I'm currently participating in a scientific study on the effects of sleep deprivation. It is one of the longest running studies being conducted. It's my own study and though we will wait until the study is completed to publish all the data, the results are quite compelling.
- Sleep is a luxury
- Restful sleep is taken for granted
- The lack of sleep alters brain function and efficiency
- A person can adapt to limited sleep for a long time
- Being really tired is not terribly unlike being really drunk, or so it would seem (this part of the study is still mostly inconclusive as I am physically incapable of having any amount of alcohol before falling asleep)
- Nights which don't include sleep are excruciatingly long
- The moon is rather inspiring in the wee hours of the morning
- There is quite a bit of night life among the wild creatures of our forests and meadows
- All things are funnier and/or significantly more alarming at 3:00 AM
- There are so many shooting stars at night... we miss the show too often
- Getting a goodly amount of sleep is our overall recommendation
Lochlan is off sleep again. Four nights ago he didn't sleep until 7:30 AM the following morning at which point the rest of the household was wide awake and facing the day ahead. By 8:00 PM that day I had been awake for well over 40 hours. The past three nights have been less grueling, but only marginally. I think I could sleep for a solid week and very likely still be behind on sleep. But, right now, I'd love to participate in such an experiment... find a quiet cabin in the mountains, take my two snuggly (well, one snuggly and the other "almost nice") canines and sleep. Just sleep.
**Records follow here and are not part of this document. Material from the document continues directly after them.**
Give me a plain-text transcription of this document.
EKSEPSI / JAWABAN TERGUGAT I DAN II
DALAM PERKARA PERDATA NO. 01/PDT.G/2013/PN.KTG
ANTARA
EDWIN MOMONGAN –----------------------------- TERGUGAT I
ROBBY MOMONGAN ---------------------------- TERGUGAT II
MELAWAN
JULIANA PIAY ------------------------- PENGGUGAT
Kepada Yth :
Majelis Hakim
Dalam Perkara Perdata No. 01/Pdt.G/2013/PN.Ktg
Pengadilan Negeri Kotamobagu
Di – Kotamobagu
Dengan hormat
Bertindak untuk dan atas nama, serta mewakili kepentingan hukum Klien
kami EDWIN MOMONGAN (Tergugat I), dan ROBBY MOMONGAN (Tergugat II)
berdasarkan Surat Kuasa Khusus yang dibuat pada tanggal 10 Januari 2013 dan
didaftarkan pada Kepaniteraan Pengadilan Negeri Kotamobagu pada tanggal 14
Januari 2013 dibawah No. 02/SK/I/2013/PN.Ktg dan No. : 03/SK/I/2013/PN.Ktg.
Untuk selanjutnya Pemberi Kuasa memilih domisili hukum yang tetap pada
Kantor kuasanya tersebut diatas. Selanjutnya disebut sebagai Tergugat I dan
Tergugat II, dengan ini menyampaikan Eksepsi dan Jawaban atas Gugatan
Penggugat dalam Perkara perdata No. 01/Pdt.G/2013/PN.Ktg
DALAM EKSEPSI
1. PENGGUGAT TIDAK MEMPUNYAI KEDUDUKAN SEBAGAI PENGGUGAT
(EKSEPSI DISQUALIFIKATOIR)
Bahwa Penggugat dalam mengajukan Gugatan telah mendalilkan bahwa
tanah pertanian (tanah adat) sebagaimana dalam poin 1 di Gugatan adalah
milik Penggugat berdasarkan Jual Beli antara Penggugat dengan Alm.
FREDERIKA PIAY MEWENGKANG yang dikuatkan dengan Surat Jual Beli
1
Though I'm insanely tired, my heart is full of hope and I have much to rejoice in as I look back on the past few weeks. Our beloved friends Mark and Renae (and Linnea) came for Thanksgiving and Mark spent an entire week helping me transform the Octagon property from looking like a war zone to the start of our place of refuge once again. He was able to "see" my vision and put into action the creation for future gardens, flood mitigation, rebuilt flagstone pathways, wildfire prevention measures, and general restoration of all the pieces of this special place which were destroyed by the floods. We were able to fill in some of our canyons, reroute water pathways to less devastating channels, move copious amounts of dirt to appropriate places, remove rocks, build 9 gabion walls to protect the house, build raised garden beds out of flood debris materials, rebuild our driveway, remove destroyed fencing from underneath 14 inches of dried mud, trim and remove trees that were broken or dying, uncover a large portion of our beautiful garden pathways, etc. Mark saw the canvas, helped me scrape off the old paint residue and helped me identify what colors to start with and where to place them. It is true that there are few gifts greater than that of a brother, but even greater the gift of a brother who makes the stuff of living the day-to-day, the sweat, blood, tears of hard work sweet and rewarding again. I think having Mark and Renae here was truly the second wind that none of us knew we needed desperately.
We also took a couple of days to not work. :-) They had never seen the Grand Canyon before so that was very special to share with each of them!
So, though sleep may all but elude me, I find my heart at peace and my eyes set to look forward. We must rise tomorrow and face whatever is required of us.
These pictures are wonderful. They record and will always reflect the miraculous transformation that has taken place there in the past 6 months. You always amaze me. I praise God for your determination, your stamina, and tenacious grip on the compelling visions that inspire all you do.